With the US lagging, climate talks in Copenhagen may be destined to fail. But some hold out hope.

A seagull flies above the 10,000 people taking part in the filming of "The big ask again" a film aimed at raising the climate change issues to be discussed at the upcoming Copenhagen Summit. (Sebastien Pirlet/Reuters)

COPENHAGEN, Denmark — At a press conference in the Danish capital of Copenhagen last weekend, Graham Stuart, a British parliamentarian, sat as the moderator. To his left was Wang Guangtao, chairman of the Chinese congress’ environmental committee. On his right lay an empty seat and a miniature American flag.

“Funnily enough,” said Stuart, “in a climate negotiation, we appear to be waiting on America.”

The meeting in Copenhagen wasn’t a case of real deal-making. That’ll come in December, when negotiators meet in an attempt to craft a successor to the Kyoto protocol. But Graham’s quip reflected a greater truth. When it comes to the fight against climate change, the world is still waiting on the United States.
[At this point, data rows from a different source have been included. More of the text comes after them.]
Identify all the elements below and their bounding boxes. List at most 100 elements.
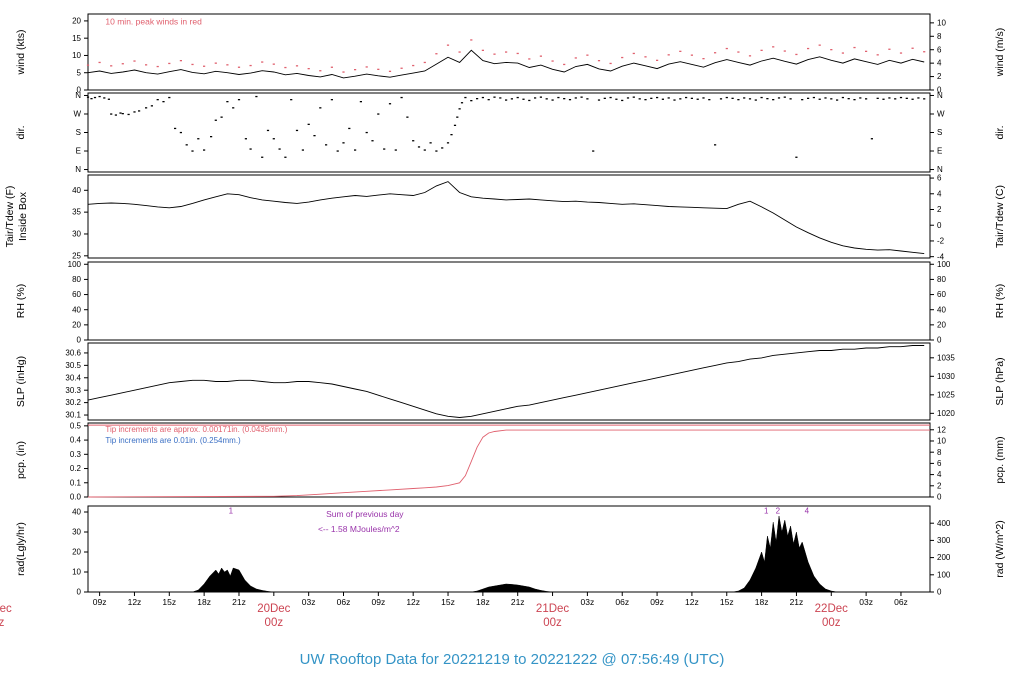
- y-tick-label-right: 0: [937, 588, 942, 597]
- y-tick-label-right: N: [937, 165, 943, 174]
- data-point: [609, 96, 612, 99]
- y-tick-label-left: 30.1: [65, 411, 81, 420]
- x-tick-label: 18z: [755, 597, 769, 607]
- data-point: [359, 101, 362, 103]
- data-point: [210, 136, 213, 138]
- data-point: [830, 49, 833, 51]
- data-point: [336, 150, 339, 152]
- axis-title-right-wind: wind (m/s): [994, 28, 1006, 77]
- data-point: [609, 62, 612, 65]
- annotation-rad: <-- 1.58 MJoules/m^2: [318, 524, 400, 534]
- axis-title-right-dir: dir.: [994, 125, 1006, 139]
- data-point: [493, 96, 496, 98]
- data-point: [412, 140, 415, 142]
- data-point: [470, 39, 473, 41]
- data-point: [766, 98, 769, 100]
- y-tick-label-right: 40: [937, 305, 946, 314]
- y-tick-label-right: 20: [937, 320, 946, 329]
- data-point: [772, 46, 775, 48]
- data-point: [644, 99, 647, 101]
- data-point: [568, 99, 572, 101]
- data-point: [563, 98, 566, 100]
- panel-rh-frame: [87, 261, 931, 341]
- data-point: [911, 98, 914, 100]
- data-point: [714, 144, 717, 146]
- y-tick-label-right: 10: [937, 18, 946, 27]
- data-point: [301, 149, 304, 151]
- air-temperature-line: [87, 181, 925, 255]
- data-point: [865, 98, 868, 100]
- data-point: [319, 107, 322, 109]
- y-tick-label-right: 0: [937, 86, 942, 95]
- annotation-rad: Sum of previous day: [326, 509, 404, 519]
- data-point: [615, 98, 618, 100]
- data-point: [714, 52, 717, 54]
- data-point: [284, 156, 287, 158]
- data-point: [121, 63, 124, 65]
- data-point: [737, 99, 740, 101]
- data-point: [441, 147, 444, 149]
- data-point: [534, 97, 537, 99]
- data-point: [690, 54, 693, 56]
- data-point: [174, 127, 177, 130]
- data-point: [760, 96, 763, 99]
- data-point: [841, 96, 844, 99]
- panel-pcp-frame: [87, 422, 931, 498]
- data-point: [807, 47, 810, 50]
- data-point: [278, 148, 281, 150]
- data-point: [476, 98, 479, 100]
- data-point: [121, 113, 124, 115]
- y-tick-label-left: 20: [72, 320, 81, 329]
- data-point: [592, 150, 595, 152]
- chart-title: UW Rooftop Data for 20221219 to 20221222…: [299, 651, 725, 668]
- sea-level-pressure-line: [87, 345, 925, 418]
- y-tick-label-left: 0.0: [70, 493, 82, 502]
- data-point: [626, 97, 630, 99]
- y-tick-label-left: S: [76, 128, 81, 137]
- data-point: [644, 56, 647, 58]
- data-point: [656, 96, 659, 99]
- data-point: [597, 99, 601, 101]
- data-point: [150, 105, 153, 107]
- data-point: [836, 99, 839, 101]
- x-tick-label: 15z: [441, 597, 455, 607]
- axis-title-right-slp: SLP (hPa): [994, 357, 1006, 405]
- data-point: [168, 96, 171, 99]
- data-point: [702, 97, 705, 99]
- data-point: [290, 99, 293, 101]
- data-point: [551, 60, 554, 62]
- precip-cumulative-line: [87, 429, 930, 498]
- data-point: [330, 66, 333, 68]
- data-point: [505, 51, 508, 53]
- data-point: [870, 138, 873, 140]
- x-tick-label: 18z: [476, 597, 490, 607]
- data-point: [255, 95, 258, 98]
- x-tick-label: 03z: [859, 597, 873, 607]
- x-tick-label: 15z: [162, 597, 176, 607]
- x-tick-label: 12z: [685, 597, 699, 607]
- y-tick-label-right: 200: [937, 553, 951, 562]
- data-point: [284, 66, 287, 69]
- data-point: [191, 63, 194, 66]
- data-point: [632, 52, 635, 55]
- y-tick-label-left: 25: [72, 251, 81, 260]
- data-point: [388, 103, 392, 105]
- x-tick-label: 21z: [232, 597, 246, 607]
- data-point: [807, 97, 810, 99]
- data-point: [295, 65, 299, 67]
- data-point: [377, 68, 380, 70]
- data-point: [830, 98, 833, 100]
- data-point: [487, 99, 490, 101]
- data-point: [417, 146, 421, 148]
- data-point: [460, 102, 464, 104]
- y-tick-label-right: -2: [937, 237, 945, 246]
- data-point: [456, 116, 459, 118]
- y-tick-label-left: 0.5: [70, 421, 82, 430]
- x-tick-label: 18z: [197, 597, 211, 607]
- data-point: [847, 98, 850, 100]
- data-point: [853, 99, 856, 101]
- data-point: [574, 57, 577, 59]
- y-tick-label-left: 80: [72, 275, 81, 284]
- data-point: [394, 149, 397, 151]
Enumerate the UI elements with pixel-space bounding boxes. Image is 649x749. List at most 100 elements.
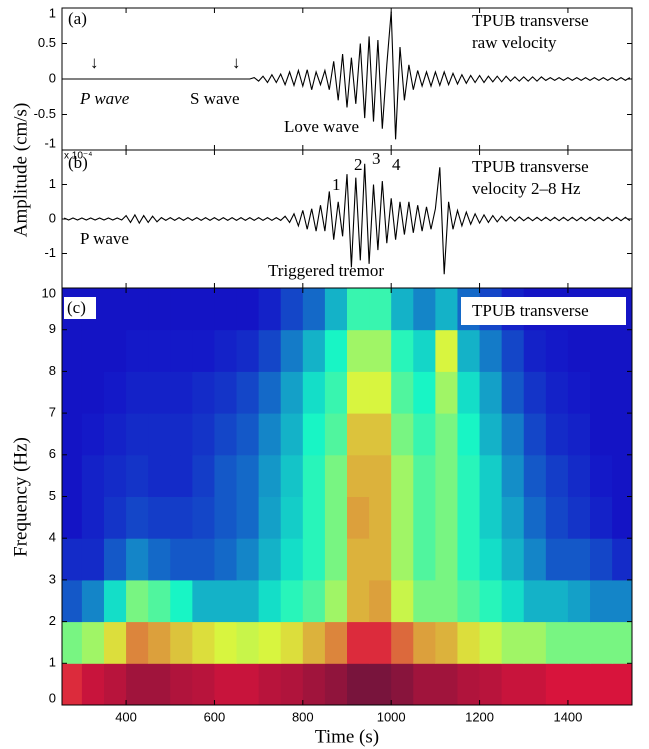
heatmap-cell	[545, 663, 569, 705]
phase-label: S wave	[190, 89, 240, 108]
heatmap-cell	[148, 413, 171, 456]
heatmap-cell	[170, 454, 193, 497]
y-tick-label: 0	[49, 690, 56, 705]
heatmap-cell	[324, 329, 348, 372]
panel-label: (a)	[68, 9, 87, 28]
heatmap-cell	[81, 371, 105, 414]
x-tick-label: 400	[115, 709, 137, 724]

U.S. Congressman Ed Markey (D-Mass.), the man who eventually took the empty seat, has done as much as anybody in America to turn that around. This summer, the U.S. House of Representatives passed a bill he co-sponsored that committed the country to significant cuts in emissions.

“Historically, the United States and China have been the excuse for why other countries haven’t acted,” said Markey. “This year we want to be leaders, not laggards.”

But the effort hasn’t been enough. A Senate committee kicked off debate on its version of the bill just this week. If the legislation isn’t passed in the next month and a half — and it almost certainly won’t be — the global summit in Copenhagen is unlikely to produce an agreement.

When President Barack Obama took office in February, there had been a hope that he would have been presented with a climate bill to sign before the global summit in December. With legislation in hand, U.S. negotiators would have had a chance of convincing developing countries to commit to limiting their greenhouse gas emissions.

Instead, the climate talks seem set to fail for much the same reason the Kyoto Protocol did. Developing countries will insist that rich nations — by virtue of the wealth, per-capita emissions and historical responsibility — be responsible for fighting climate change.

The industrialized world will respond that it can’t do it alone. And the U.S. Senate will refuse to ratify a treaty that doesn’t require China and India to limit the growth of their emissions.

“Clearly, at the current pace, we will not make it within the next two months,” said Danish Prime Minister Lars Lokke Rasmussen, who will be hosting the summit in December.